The market-implied 1-standard-deviation range for GII extends from approximately $71.19 on the downside to $78.71 on the upside. A GII long put expresses a directional view that the underlying closes below the strike minus premium at expiration, frequently sized to hedge an existing long GII position with one put per 100 shares held. Current GII IV rank near 2.95% sits in the lower third of its 1-year distribution, where IV often re-expands toward the mean; this favors premium-buying structures and disadvantages premium-selling structures on GII at 17.50%. As a Financial Services name, GII options can move on sector-level news flow (peer earnings, regulatory updates, industry-specific macro data) in addition to GII-specific events.

GII long put positions are structurally bearish; the modeled P&L assumes European-style exercise at expiration and ignores early assignment, transaction costs, dividends paid before expiry on the stock leg (when present), and the bid-ask spread on the listed chain.

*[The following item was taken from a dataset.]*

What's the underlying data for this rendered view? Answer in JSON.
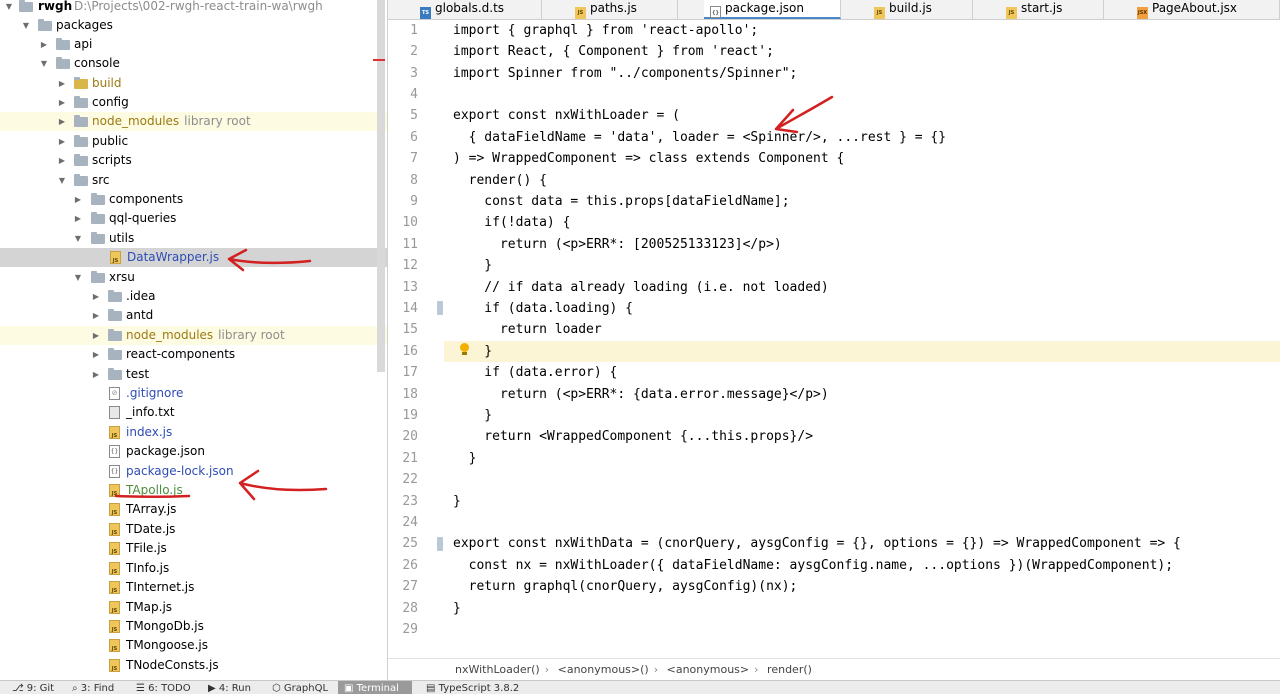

GII positions also carry Financial Services sector concentration risk; news flow inside the sector (peer earnings, regulatory shifts, supply-chain headlines) can move GII alongside the broader basket even when GII-specific fundamentals are unchanged. Long-premium structures like a long put on GII are particularly exposed to IV-crush risk through scheduled events (earnings, FDA decisions, central-bank meetings) where IV typically contracts post-event regardless of the directional outcome. Always rebuild the position from current GII chain quotes before placing a trade.

Frequently asked questions

What is a long put on GII?
A long put on GII is the long put strategy applied to GII (etf). The strategy is structurally bearish: A long put buys downside exposure with a fixed maximum loss equal to the premium paid; profit accrues if the underlying closes below the strike minus premium at expiration. With GII etf trading near $74.95, the strikes shown on this page are snapped to the nearest listed GII chain strike and the premiums come straight from the end-of-day bid/ask midpoint.
How are GII long put max profit and max loss calculated?
Max profit equals the strike minus premium times 100 (reached at zero); max loss equals the premium times 100. Breakeven is strike minus premium. For the GII long put priced from the end-of-day chain at a 30-day expiry (ATM IV 17.50%), the computed maximum profit is $7,301.50 per contract and the computed maximum loss is -$197.50 per contract. Live intraday quotes will differ as the chain moves through the trading session.
What is the breakeven for a GII long put?
The breakeven for the GII long put priced on this page is roughly $73.03 at expiration, derived from end-of-day chain premiums. Breakeven is the underlying price at which the strategy's P&L crosses zero ignoring transaction costs and assignment risk. The current GII market-implied 1-standard-deviation expected move is approximately 5.02%; if the move sits well outside the breakeven distance, the structure's risk-reward becomes correspondingly tighter.
When should you consider a long put on GII?
Long puts on GII hedge an existing long GII etf position or express a bearish view with defined risk; position sizing typically scales the put notional to the underlying GII exposure being hedged.
How does current GII implied volatility affect this long put?
GII ATM IV is at 17.50% with IV rank near 2.95%, which is on the low end of its 1-year range. Premium-buying structures (long call, long put, debit spreads) are relatively cheap in this regime; premium-selling structures collect less credit per unit risk.